Il binomio Valentino Rossi e Jeremy Burgess al copolinea? Tutti i dettagli della separazione


Da giorni il tam-tam del ristretto giro di Valentino Rossi ripeteva lo stesso segnale relativo a forti crepe nel rapporto fra il fuoriclasse pesarese e il “mago” australiano Geremy Burgess.

Poi i segnali di fumo si trasformano in una notizia pubblica con la “bomba” lanciata nella tarda serata di ieri dalla sempre bene informata Radio Tavullia: “Il rapporto di Vale con Jeremy si è guastato”. Tradotto, suona come il benservito del nove campione del mondo al suo capo tecnico storico, se non una richiesta secca di licenziamento, di certo la fine di uno storico idillio.
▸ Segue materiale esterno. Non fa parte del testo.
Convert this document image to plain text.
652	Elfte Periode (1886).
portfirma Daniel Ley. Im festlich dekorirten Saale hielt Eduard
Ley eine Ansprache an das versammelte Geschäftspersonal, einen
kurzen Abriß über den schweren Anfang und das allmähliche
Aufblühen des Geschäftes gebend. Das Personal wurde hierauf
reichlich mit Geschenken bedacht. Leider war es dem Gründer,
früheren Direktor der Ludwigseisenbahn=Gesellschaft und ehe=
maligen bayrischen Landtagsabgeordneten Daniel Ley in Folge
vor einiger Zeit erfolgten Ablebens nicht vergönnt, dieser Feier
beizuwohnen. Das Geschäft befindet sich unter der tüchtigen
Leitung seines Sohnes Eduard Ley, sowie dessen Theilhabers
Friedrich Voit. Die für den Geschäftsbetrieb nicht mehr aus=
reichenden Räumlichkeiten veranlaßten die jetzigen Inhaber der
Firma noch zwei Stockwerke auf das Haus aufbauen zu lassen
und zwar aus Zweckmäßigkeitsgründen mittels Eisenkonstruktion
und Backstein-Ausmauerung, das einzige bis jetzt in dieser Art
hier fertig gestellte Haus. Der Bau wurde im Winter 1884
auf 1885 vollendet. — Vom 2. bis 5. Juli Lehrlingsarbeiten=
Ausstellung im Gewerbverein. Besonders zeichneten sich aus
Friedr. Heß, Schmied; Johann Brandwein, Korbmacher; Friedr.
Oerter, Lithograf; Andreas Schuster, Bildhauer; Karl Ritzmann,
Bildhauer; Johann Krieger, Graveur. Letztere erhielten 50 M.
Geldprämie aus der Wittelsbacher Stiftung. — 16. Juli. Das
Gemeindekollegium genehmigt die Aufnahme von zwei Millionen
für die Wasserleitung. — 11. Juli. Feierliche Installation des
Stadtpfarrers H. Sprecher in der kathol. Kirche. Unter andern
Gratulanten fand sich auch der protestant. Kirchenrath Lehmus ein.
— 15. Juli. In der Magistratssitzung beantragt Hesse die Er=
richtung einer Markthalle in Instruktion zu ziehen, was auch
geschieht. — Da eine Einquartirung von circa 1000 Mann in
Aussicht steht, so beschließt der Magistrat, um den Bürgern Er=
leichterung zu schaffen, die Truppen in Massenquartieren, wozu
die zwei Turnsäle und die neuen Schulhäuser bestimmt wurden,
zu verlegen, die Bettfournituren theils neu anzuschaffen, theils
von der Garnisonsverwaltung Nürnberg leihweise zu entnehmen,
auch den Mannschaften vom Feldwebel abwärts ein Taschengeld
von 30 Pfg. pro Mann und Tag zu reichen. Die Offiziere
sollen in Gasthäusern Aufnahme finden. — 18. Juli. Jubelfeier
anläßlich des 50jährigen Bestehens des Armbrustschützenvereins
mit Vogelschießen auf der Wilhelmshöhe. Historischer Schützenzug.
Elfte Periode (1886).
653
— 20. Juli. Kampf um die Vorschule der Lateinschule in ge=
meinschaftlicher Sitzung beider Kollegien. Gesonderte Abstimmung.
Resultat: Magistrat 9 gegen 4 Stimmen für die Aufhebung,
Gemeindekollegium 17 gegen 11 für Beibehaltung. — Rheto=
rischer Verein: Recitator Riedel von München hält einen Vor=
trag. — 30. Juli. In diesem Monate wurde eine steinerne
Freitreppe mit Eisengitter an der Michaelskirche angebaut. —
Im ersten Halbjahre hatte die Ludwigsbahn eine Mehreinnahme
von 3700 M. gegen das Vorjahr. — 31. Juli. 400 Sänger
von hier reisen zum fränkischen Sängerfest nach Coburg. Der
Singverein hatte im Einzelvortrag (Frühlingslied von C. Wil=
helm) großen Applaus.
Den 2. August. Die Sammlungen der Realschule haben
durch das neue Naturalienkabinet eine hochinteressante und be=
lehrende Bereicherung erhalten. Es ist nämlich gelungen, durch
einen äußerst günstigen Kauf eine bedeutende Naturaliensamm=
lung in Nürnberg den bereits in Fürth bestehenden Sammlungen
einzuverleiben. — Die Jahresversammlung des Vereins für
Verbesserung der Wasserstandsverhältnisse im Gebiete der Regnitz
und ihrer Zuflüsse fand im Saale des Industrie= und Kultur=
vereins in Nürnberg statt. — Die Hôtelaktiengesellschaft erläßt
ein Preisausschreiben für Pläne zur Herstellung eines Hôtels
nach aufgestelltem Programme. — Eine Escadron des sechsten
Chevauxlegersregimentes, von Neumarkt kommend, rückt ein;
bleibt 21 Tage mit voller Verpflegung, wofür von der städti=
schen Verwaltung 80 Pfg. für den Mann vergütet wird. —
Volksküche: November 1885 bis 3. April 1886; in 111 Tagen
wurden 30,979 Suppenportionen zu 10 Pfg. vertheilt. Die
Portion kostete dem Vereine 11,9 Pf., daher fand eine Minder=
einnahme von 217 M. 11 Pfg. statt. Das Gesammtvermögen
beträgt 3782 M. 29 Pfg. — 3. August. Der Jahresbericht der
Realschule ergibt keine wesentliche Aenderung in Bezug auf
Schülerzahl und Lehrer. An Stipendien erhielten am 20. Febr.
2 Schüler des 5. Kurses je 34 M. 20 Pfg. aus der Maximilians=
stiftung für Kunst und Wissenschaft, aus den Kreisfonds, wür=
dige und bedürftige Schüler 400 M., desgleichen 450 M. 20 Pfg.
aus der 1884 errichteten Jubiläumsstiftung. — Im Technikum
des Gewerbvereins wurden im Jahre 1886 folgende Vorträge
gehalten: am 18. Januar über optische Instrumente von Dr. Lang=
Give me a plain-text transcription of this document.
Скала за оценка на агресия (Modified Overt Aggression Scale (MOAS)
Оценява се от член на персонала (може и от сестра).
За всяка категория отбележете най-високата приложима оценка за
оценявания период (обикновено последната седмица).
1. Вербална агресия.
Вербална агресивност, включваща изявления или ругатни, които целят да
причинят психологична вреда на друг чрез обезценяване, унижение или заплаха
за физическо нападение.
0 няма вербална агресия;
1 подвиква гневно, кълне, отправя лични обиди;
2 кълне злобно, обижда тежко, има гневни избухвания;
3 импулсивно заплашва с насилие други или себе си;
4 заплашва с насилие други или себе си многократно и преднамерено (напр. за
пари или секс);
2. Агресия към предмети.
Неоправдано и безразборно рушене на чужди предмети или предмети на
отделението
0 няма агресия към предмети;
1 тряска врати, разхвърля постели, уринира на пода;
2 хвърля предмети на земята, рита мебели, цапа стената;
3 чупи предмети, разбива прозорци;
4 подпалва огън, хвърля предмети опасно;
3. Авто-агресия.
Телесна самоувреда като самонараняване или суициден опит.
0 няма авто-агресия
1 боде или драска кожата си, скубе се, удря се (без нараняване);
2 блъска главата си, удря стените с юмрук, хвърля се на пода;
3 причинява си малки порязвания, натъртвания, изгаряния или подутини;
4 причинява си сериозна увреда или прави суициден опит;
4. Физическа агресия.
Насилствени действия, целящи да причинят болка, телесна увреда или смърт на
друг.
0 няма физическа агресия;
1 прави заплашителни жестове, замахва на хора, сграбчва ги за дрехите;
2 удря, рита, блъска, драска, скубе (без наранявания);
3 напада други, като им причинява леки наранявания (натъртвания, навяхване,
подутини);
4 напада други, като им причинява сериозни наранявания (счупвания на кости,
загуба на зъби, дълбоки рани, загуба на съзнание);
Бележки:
Succede nelle corse di moto e di auto, dove tutto fila sempre liscio quando podi e vittorie si susseguono ma poi tutto si incrina quando i risultati non arrivano. Anche qui contano i rapporti di forza fra i protagonisti: quando il pilota è in auge è lui a dettar legge e a prendersi i maggiori meriti dei successi mentre quando a vincere sono gli avversari, allora il pilota cerca di difendersi incolpando la moto o il team o la sfortuna.

Qui siamo di fronte a giganti, un pilota nove volte campione del mondo e un super tecnico pluri titolato con gente dal calibro di Mamola, Spencer, Gardner, Doohan e, appunto, Rossi. Giganti da 12 anni insieme da vincenti, almeno fino alla fallimentare stagione in Ducati (“Arriviamo noi è mettiamo a posto le Rosse in un baleno”…) e poi la non esaltante stagione 2013, con uno zoppicante ritorno in Yamaha, moto iridata in carica e tutt’ora in lizza per il titolo, moto spesso vincente con Jorge Lorenzo e in affanno con Valentino.

Da qui i primi visi lunghi, i primi silenzi, le prime parole di troppo nel retro box e dintorni. La goccia che ha fatto traboccare il vaso – si dice – sta in una intervista che Burgess ha rilasciato al quotidiano spagnolo Marca il 13 giugno di quest’anno – “Valentino inizia a sentire il peso dell’età, il tempo passa e se dovesse vincere un altro mondiale sarebbe un miracolo”. Non bastasse, Burgess ribadiva che le responsabilità dell'andamento di una gara vanno all'80% al pilota e al 20% alla moto.

Quindi i risultati non arrivano e le responsabilità maggiori stanno nel pilota. Come dire, Rossi non è più Rossi, non è più un vincente. Valentino, oltre che gran manico, ha molte qualità, ma in pista e fuori non gradisce chi osa solamente sfiorare il dubbio che lui non sia più il number one. Quando poi, come pare in questo caso, la crepa viene dai vertici del suo team, addirittura dal suo capo tecnico, non rimane che la cesoia: zac! Un taglio netto.

Con l’ultimo round mondiale fra poche ore, non servono smentite. Pare proprio che il 60enne Geremy scelga presto la via di un meritato riposo, comunque impegni fuori dalla mischia diretta in pista. Poi, se il 2014 sarà la fotocopia del 2013, toccherà a Rossi. La ruota gira.